With the obesity epidemic in America getting more attention every day, nutrition experts tell us we exercise too little, eat too much and eat too much of the wrong kinds of food. What are the wrong kinds of food? We are constantly told to cut back on fat and sugar, but to my mind the greater problem is the processed food that, over the past 50 years, has increasingly displaced whole, natural food in the American diet. The proliferation of fast food is a glaring example of that change.
Modern food technology has transformed slow-digesting grains into snack foods made of pulverized, refined starches that, once eaten, quickly raise blood sugar, promoting insulin resistance and weight gain in genetically susceptible individuals — most of us, unfortunately. We have invented high-fructose corn syrup, a cheap sweetener that is ubiquitous in soft drinks and most of the sweetened products in supermarkets and convenience stores. And we have processed oil-rich seeds into chemically altered fats that can promote inflammation, heart disease and cancer.

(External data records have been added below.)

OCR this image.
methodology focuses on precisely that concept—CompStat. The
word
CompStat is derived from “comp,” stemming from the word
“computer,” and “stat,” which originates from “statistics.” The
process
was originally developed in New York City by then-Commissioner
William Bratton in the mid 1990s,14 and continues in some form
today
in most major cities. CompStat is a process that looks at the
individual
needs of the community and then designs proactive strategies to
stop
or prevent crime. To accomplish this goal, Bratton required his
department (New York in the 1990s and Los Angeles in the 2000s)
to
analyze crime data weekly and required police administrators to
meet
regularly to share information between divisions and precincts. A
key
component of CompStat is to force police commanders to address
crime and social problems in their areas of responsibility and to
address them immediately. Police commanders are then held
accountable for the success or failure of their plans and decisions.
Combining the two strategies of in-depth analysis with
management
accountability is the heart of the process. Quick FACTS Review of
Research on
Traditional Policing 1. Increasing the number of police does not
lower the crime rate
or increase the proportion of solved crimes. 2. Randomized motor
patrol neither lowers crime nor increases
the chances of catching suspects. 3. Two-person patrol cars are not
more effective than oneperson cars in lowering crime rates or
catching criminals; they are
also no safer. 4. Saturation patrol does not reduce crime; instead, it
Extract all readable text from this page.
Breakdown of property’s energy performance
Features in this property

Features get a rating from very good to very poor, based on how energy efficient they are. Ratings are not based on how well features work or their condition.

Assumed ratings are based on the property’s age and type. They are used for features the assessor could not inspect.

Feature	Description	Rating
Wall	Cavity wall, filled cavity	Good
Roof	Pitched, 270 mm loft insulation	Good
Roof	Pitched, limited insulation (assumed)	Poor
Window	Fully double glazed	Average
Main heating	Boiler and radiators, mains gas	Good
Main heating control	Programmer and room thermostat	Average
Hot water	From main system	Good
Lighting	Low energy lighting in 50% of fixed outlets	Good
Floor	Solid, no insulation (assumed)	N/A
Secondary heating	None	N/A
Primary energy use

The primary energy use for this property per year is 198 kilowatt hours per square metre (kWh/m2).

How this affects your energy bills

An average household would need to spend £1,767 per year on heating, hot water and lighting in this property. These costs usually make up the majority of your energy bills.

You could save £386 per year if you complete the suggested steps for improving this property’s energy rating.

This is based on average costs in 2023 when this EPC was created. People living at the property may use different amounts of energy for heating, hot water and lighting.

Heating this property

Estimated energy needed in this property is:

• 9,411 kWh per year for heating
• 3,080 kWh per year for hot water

All three of these products abound in fast food, one of America's worst contributions to world culture and cuisine. As the movie "Super Size Me" pointed out, the increasing availability and popularity of fast food is a major cause of obesity and declining health. How remarkable, then, that our hospitals would house fast food restaurants. Hospital administrators apparently like them as a source of revenue and a draw for employees, visitors and even patients. A year and a half ago, when the head of the Cleveland Clinic bravely tried to get rid of the McDonald's at that hospital, staff members and visitors made it clear they liked having the franchise close by. (McDonald's pointed to the 10 years left on its lease and refused to budge.)
Expelling fast food from hospitals is an obvious step to better health, but suggest it and you run into the same tangle of inertia and apathy that has kept hospitals from serving patients appetizing and wholesome food — and has instead allowed large food service corporations to put profit ahead of quality. I hold my profession responsible for much of the apathy. Nutrition is slighted in medical education. It is considered a "soft" subject akin to home economics, not worthy of the time and attention commanded by important fields like biochemistry and pharmacology.
We must have nutritionally literate doctors, but getting fast food out of hospitals will also require the kind of grassroots activism that has removed sugary sodas and candy from vending machines in many schools. Doctors should model healthy lifestyles for their patients, and hospitals should be places of inspiration and education as well as centers for the treatment of disease. Fast food has no place in them.